Book Intersections of Law and Culture at the International Criminal Court

Download or read book Intersections of Law and Culture at the International Criminal Court written by Julie Fraser and published by Edward Elgar Publishing. This book was released on 2020-10-30 with total page 456 pages. Available in PDF, EPUB and Kindle. Book excerpt: This pioneering book explores the intersections of law and culture at the International Criminal Court (ICC), offering insights into how notions of culture affect the Court’s legal foundations, functioning and legitimacy, both in theory and in practice.

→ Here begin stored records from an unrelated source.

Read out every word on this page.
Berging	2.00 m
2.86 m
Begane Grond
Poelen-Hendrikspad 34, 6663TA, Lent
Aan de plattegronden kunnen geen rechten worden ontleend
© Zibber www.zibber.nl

Book Economic Welfare and Inequality in Iran

Download or read book Economic Welfare and Inequality in Iran written by Mohammad Reza Farzanegan and published by Springer. This book was released on 2016-12-19 with total page 246 pages. Available in PDF, EPUB and Kindle. Book excerpt: This book examines economic inequality and social disparity in Iran, together with their drivers, over the past four decades. During this period, income distribution and economic welfare were affected by the 1979 Revolution, the eight-year war with Iraq, post-war privatization and economic liberalization initiatives carried out under the Rafsanjani and Khatami administrations, the ascendance of a populist economic platform under the Ahmadinejad administration, and the lifting of energy and financial sanctions under the Rouhani administration. Featuring a mix of scholars, including Iranian academics who experienced these changes and are publishing in English for the first time, this collection offers quantitative and descriptive studies of the country's post-revolutionary economic development and disparities. In most chapters, a hypothesis is developed from existing theories or observations, which is then tested using available data. This unique combination of new voices, academic as well as personal experiences, and scientific methods will be a valuable addition to the library of the scholars of modern Iran’s economy and society.